La Pierre said his team was discussing every day ‘what asset classes to invest into, what our clients want, what our fund structures and portfolio structures look like, what we think are the trends to come out of this and where to deploy our clients’ capital most prudently’.

With offices ‘challenged’ and demand for leasing down this year by between 30% and 60% ‘we are back to 2009 post-GFC levels (of demand) for office space.’ This, he added, is when ‘the crisis hasn’t even unfolded yet.’

‘We see weaknesses in offices that haven’t repriced yet.’ In this environment it was ‘residential and logistics that feel good’.

La Pierre was speaking on 13 October at one of a week of webinars on the outlook for European real estate hosted by Colliers International Germany.

In another, Claus Becher, Deka’s head of real estate fund management, said that despite all of Germany’s qualities as a relative safe haven market, ‘sooner or later we will feel the results of recession here, and this will have some impact on the rental market.’

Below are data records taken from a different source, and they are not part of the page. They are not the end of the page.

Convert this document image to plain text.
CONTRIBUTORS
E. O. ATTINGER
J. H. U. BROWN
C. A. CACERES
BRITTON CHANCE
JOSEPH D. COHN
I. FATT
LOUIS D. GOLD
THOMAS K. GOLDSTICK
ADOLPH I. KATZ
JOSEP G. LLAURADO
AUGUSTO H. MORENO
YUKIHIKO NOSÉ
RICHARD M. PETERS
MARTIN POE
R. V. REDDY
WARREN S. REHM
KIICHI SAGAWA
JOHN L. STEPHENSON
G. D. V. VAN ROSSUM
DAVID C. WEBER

He acknowledged the support to real estate generally of the very loose monetary policy but continued: ‘In the next 12 months there will be a recession and there will be some results in the markets for sure. Whether it hits hard or less hard that is something we will have to asset manage.’

Matthias Leube, Colliers CEO of Germany said ‘quite an extensive wave of assets’ has come to the market in Germany since the summer. La Pierre’s view was that ‘more product means somebody is calling the office market...I would expect a lot more return for the risk - which is not knowing where offices are heading.’

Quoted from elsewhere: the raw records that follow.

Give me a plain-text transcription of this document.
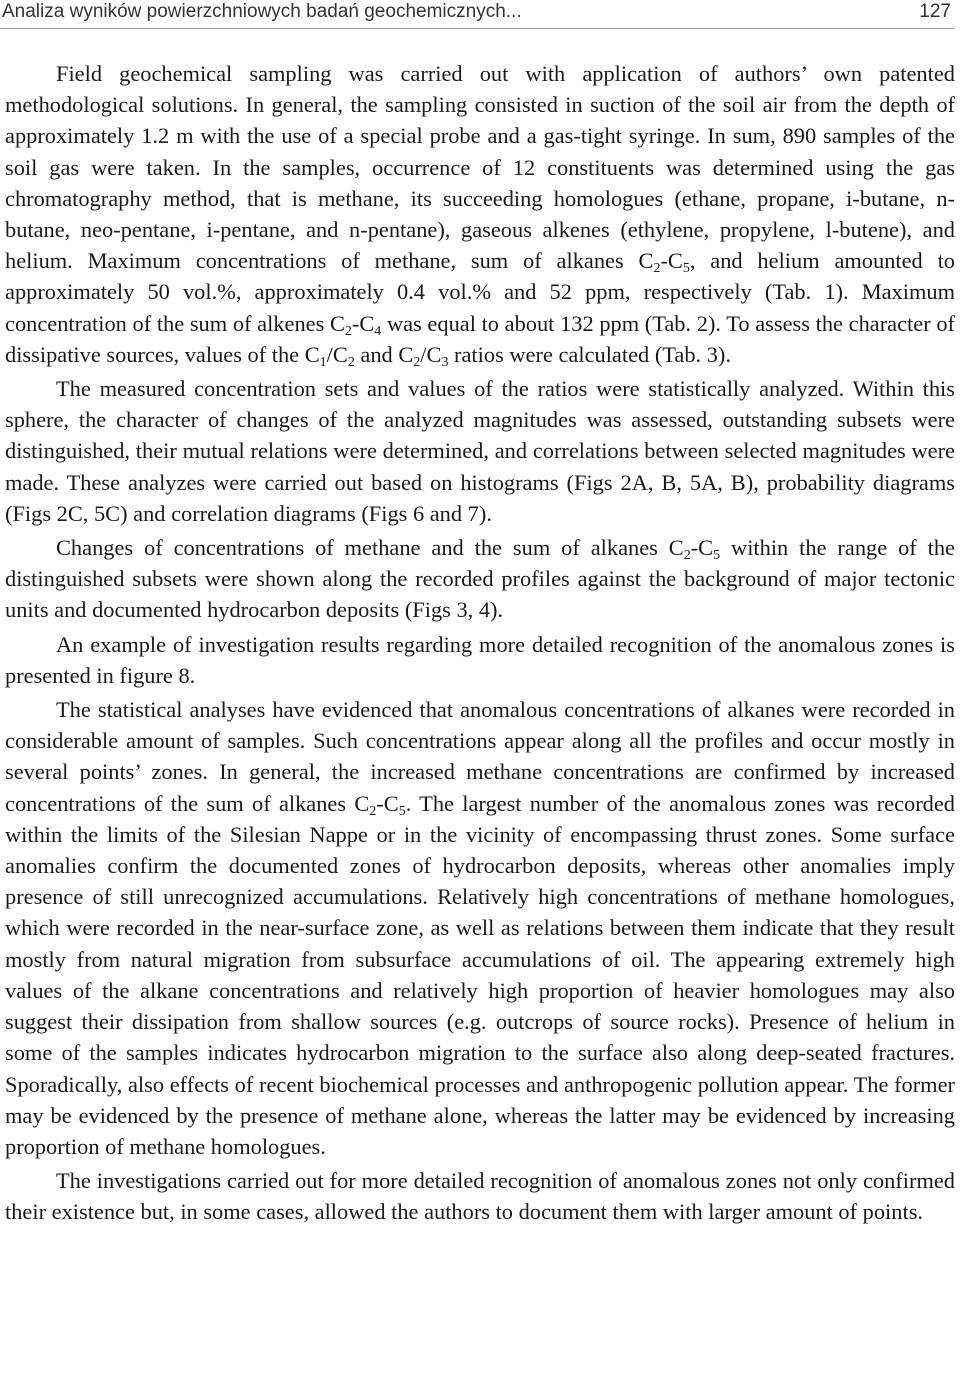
Analiza wyników powierzchniowych badań geochemicznych...	127

Field geochemical sampling was carried out with application of authors’ own patented methodological solutions. In general, the sampling consisted in suction of the soil air from the depth of approximately 1.2 m with the use of a special probe and a gas-tight syringe. In sum, 890 samples of the soil gas were taken. In the samples, occurrence of 12 constituents was determined using the gas chromatography method, that is methane, its succeeding homologues (ethane, propane, i-butane, n-butane, neo-pentane, i-pentane, and n-pentane), gaseous alkenes (ethylene, propylene, l-butene), and helium. Maximum concentrations of methane, sum of alkanes $C_2-C_5$, and helium amounted to approximately 50 vol.%, approximately 0.4 vol.% and 52 ppm, respectively (Tab. 1). Maximum concentration of the sum of alkenes $C_2-C_4$ was equal to about 132 ppm (Tab. 2). To assess the character of dissipative sources, values of the $C_1/C_2$ and $C_2/C_3$ ratios were calculated (Tab. 3).

The measured concentration sets and values of the ratios were statistically analyzed. Within this sphere, the character of changes of the analyzed magnitudes was assessed, outstanding subsets were distinguished, their mutual relations were determined, and correlations between selected magnitudes were made. These analyzes were carried out based on histograms (Figs 2A, B, 5A, B), probability diagrams (Figs 2C, 5C) and correlation diagrams (Figs 6 and 7).

Changes of concentrations of methane and the sum of alkanes $C_2-C_5$ within the range of the distinguished subsets were shown along the recorded profiles against the background of major tectonic units and documented hydrocarbon deposits (Figs 3, 4).

An example of investigation results regarding more detailed recognition of the anomalous zones is presented in figure 8.

The statistical analyses have evidenced that anomalous concentrations of alkanes were recorded in considerable amount of samples. Such concentrations appear along all the profiles and occur mostly in several points’ zones. In general, the increased methane concentrations are confirmed by increased concentrations of the sum of alkanes $C_2-C_5$. The largest number of the anomalous zones was recorded within the limits of the Silesian Nappe or in the vicinity of encompassing thrust zones. Some surface anomalies confirm the documented zones of hydrocarbon deposits, whereas other anomalies imply presence of still unrecognized accumulations. Relatively high concentrations of methane homologues, which were recorded in the near-surface zone, as well as relations between them indicate that they result mostly from natural migration from subsurface accumulations of oil. The appearing extremely high values of the alkane concentrations and relatively high proportion of heavier homologues may also suggest their dissipation from shallow sources (e.g. outcrops of source rocks). Presence of helium in some of the samples indicates hydrocarbon migration to the surface also along deep-seated fractures. Sporadically, also effects of recent biochemical processes and anthropogenic pollution appear. The former may be evidenced by the presence of methane alone, whereas the latter may be evidenced by increasing proportion of methane homologues.

The investigations carried out for more detailed recognition of anomalous zones not only confirmed their existence but, in some cases, allowed the authors to document them with larger amount of points.
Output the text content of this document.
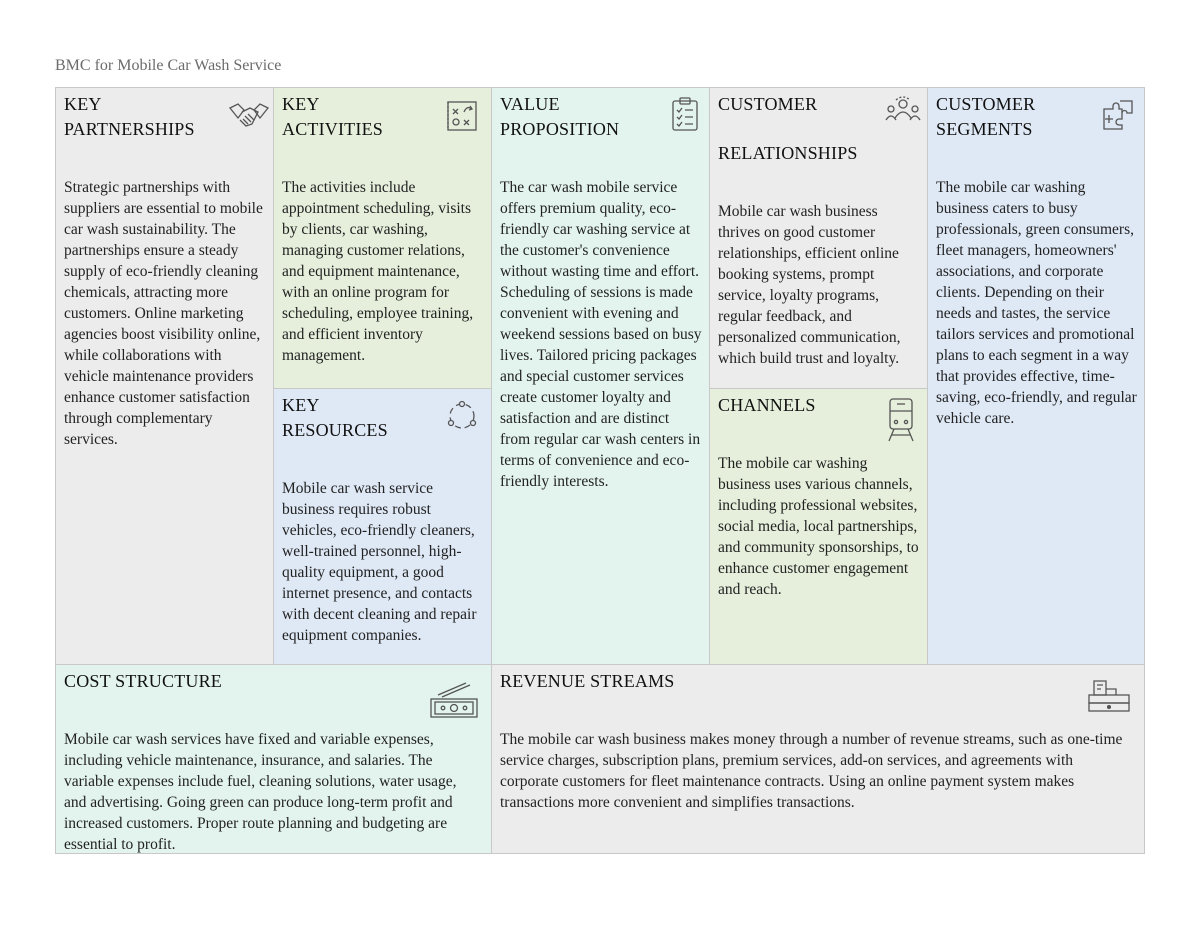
BMC for Mobile Car Wash Service
KEY
PARTNERSHIPS

Strategic partnerships with suppliers are essential to mobile car wash sustainability. The partnerships ensure a steady supply of eco-friendly cleaning chemicals, attracting more customers. Online marketing agencies boost visibility online, while collaborations with vehicle maintenance providers enhance customer satisfaction through complementary services.

KEY
ACTIVITIES

The activities include appointment scheduling, visits by clients, car washing, managing customer relations, and equipment maintenance, with an online program for scheduling, employee training, and efficient inventory management.

KEY
RESOURCES

Mobile car wash service business requires robust vehicles, eco-friendly cleaners, well-trained personnel, high-quality equipment, a good internet presence, and contacts with decent cleaning and repair equipment companies.

VALUE
PROPOSITION

The car wash mobile service offers premium quality, eco-friendly car washing service at the customer's convenience without wasting time and effort. Scheduling of sessions is made convenient with evening and weekend sessions based on busy lives. Tailored pricing packages and special customer services create customer loyalty and satisfaction and are distinct from regular car wash centers in terms of convenience and eco-friendly interests.

CUSTOMER
RELATIONSHIPS

Mobile car wash business thrives on good customer relationships, efficient online booking systems, prompt service, loyalty programs, regular feedback, and personalized communication, which build trust and loyalty.

CHANNELS

The mobile car washing business uses various channels, including professional websites, social media, local partnerships, and community sponsorships, to enhance customer engagement and reach.

CUSTOMER
SEGMENTS

The mobile car washing business caters to busy professionals, green consumers, fleet managers, homeowners' associations, and corporate clients. Depending on their needs and tastes, the service tailors services and promotional plans to each segment in a way that provides effective, time-saving, eco-friendly, and regular vehicle care.

COST STRUCTURE

Mobile car wash services have fixed and variable expenses, including vehicle maintenance, insurance, and salaries. The variable expenses include fuel, cleaning solutions, water usage, and advertising. Going green can produce long-term profit and increased customers. Proper route planning and budgeting are essential to profit.

REVENUE STREAMS

The mobile car wash business makes money through a number of revenue streams, such as one-time service charges, subscription plans, premium services, add-on services, and agreements with corporate customers for fleet maintenance contracts. Using an online payment system makes transactions more convenient and simplifies transactions.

Leube noted that sentiment may be knocked back by the cancellation of the hybrid EXPO event in Munich ‘at the last moment’ late on 12 October.

With many parts of Europe seeing a rise in Coronavirus infections, EXPO’s organisers said they took the decision because of the ‘worsening Covid-19 situation’, adding that Munich and other cities in Germany had been classified as risk areas as of 12 October.

For now, all talk in Germany about prime offices let on long leases is of further yield compression. BlackRock is said to have sold a prime CBD office building in Berlin at a 35 multiple equating to a yield of approximately 2.85% gross or 2.7% net.

Also speaking at one of the Colliers webinars was Ali Otmar. The Tristan Capital Partners deputy head of investments believed there will be opportunities soon for value add investors like Tristan. ‘The biggest wave of pricing correction whereby we reflect the reality of what is yet to happen in the economy is probably going to be the first half or middle of next year,’ he said.

“We’re so focused on Covid we are forgetting that we have put the world in an induced recession.  It is inevitable that a large portion of the furlough schemes will lead to permanent redundancies. All the liquidity that is being pumped in sooner or later will run dry. And then we will see a second wave of GDP contraction.’